How I used forensic science in my murder mystery novel.
Todays' blog post is about how I used forensic science in my murder mystery novel.
I loved doing the research for the cause of death in THE WIDOW CATCHER. What I learned is that they call it Forensic Science for a reason, because the rules of death are grounded in absolutes. If too much blood is lost, a person dies. If too many internal organs are damaged, a person dies. If there is no oxygen, a person dies.
In thrillers and mysteries, unless there is a supernatural element, we rarely have scope for miraculous recoveries.
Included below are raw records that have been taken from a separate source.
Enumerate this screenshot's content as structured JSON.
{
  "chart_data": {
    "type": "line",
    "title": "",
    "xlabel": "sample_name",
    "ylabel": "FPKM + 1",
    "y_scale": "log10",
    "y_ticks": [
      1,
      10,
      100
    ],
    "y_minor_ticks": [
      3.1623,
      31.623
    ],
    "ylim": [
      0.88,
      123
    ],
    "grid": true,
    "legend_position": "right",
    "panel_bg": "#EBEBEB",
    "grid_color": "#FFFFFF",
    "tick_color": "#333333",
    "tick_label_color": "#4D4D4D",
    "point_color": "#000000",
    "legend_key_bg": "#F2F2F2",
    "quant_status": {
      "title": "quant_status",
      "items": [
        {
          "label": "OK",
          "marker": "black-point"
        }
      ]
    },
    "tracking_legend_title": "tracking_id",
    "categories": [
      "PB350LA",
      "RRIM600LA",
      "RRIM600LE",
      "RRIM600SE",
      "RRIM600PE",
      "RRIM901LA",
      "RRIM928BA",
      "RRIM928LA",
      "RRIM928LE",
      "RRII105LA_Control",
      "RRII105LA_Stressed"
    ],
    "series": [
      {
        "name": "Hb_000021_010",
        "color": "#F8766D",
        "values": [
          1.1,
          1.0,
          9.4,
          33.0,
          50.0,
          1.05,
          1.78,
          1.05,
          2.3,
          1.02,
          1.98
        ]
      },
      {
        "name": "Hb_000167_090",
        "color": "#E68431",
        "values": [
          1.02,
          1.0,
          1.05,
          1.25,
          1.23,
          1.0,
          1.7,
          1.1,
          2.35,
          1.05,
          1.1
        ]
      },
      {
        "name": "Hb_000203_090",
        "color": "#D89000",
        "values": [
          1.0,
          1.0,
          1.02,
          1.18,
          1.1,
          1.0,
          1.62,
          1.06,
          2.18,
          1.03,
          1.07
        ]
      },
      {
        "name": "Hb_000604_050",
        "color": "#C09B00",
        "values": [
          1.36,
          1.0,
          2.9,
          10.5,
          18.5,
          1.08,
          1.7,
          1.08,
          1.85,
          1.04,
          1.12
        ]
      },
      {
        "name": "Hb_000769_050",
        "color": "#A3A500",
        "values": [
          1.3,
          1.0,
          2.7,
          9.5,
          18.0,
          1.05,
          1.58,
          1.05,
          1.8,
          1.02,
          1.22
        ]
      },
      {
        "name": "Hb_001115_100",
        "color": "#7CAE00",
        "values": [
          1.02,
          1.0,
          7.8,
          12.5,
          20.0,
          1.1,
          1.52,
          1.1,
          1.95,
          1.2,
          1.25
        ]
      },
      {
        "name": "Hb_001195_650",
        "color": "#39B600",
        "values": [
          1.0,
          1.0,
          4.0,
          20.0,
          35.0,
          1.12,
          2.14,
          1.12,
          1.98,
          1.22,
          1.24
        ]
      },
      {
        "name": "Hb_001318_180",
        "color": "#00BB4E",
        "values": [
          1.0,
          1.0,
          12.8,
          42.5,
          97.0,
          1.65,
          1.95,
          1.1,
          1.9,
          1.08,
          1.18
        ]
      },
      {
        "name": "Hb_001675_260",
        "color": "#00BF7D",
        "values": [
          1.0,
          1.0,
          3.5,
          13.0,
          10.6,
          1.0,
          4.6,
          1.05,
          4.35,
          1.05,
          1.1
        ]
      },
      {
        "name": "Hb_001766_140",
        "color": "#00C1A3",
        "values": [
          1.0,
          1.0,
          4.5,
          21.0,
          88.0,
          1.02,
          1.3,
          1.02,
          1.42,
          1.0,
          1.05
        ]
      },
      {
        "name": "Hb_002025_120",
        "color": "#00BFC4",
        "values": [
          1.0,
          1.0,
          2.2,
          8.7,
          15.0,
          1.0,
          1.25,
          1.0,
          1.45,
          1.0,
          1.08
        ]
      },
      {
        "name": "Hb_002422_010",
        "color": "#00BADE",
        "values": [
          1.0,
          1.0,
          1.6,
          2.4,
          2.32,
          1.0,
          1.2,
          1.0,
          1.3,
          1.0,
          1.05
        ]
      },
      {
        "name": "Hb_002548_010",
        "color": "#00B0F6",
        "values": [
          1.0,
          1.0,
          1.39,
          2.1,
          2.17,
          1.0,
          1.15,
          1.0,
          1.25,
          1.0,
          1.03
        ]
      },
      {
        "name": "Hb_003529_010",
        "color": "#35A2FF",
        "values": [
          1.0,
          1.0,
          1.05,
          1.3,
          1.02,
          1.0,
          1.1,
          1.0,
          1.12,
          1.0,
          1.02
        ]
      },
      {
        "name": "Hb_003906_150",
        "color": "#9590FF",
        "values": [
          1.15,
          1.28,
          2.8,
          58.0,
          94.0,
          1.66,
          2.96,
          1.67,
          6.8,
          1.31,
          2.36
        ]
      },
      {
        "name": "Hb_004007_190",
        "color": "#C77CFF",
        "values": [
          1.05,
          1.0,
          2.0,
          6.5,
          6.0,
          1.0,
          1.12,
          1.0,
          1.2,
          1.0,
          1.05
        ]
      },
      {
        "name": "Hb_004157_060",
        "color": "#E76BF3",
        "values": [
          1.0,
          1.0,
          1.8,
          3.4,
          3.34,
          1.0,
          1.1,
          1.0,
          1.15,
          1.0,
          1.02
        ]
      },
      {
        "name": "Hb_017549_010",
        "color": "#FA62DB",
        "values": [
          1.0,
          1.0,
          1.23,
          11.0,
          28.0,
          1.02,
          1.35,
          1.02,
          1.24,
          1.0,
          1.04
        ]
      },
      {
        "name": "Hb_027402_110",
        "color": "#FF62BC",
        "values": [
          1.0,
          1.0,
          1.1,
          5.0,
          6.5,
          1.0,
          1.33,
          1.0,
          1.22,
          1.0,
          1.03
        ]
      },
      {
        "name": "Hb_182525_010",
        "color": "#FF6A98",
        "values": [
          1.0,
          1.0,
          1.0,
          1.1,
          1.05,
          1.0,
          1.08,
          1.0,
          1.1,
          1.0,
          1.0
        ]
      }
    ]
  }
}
People may survive gunshot wounds, but they cannot dodge bullets. People may survive being held underwater for a period of time, but they cannot breathe underwater. I typically write fantasy and science fiction, so writing THE WIDOW CATCHER made for some interesting writing when I searched for ways in which the protagonist would kill his victim while abiding by the rules of death in the natural world.
I turned to my trusty ‘Encyclopedia of Forensic Science’ written by Brian Lane. I bought this book many years ago, 2004 from the date on the front cover, and I have been dying (excuse the pun) to use it. Here are two pieces of information that I found particularly interesting.
CAUSE OF DEATH
Coma is a failure of the brain – such as bludgeoning in the case of homicide, narcotics, hemorrhage.
Syncope is a failure of the heart – such as natural failure or homicidal as a result of poisoning or extensive injury.
Asphyxia is a failure of the lung – such as drowning or strangulation, poisoning, paralysis of the lungs due to electric shock.
The killer in THE WIDOW CATCHER used passive methods of murder to rid himself of his obstacles, so as not to dirty his hands. In the planned follow-up book THE THIEF CATCHER, the killer will be certainly getting his, or her, hands dirty.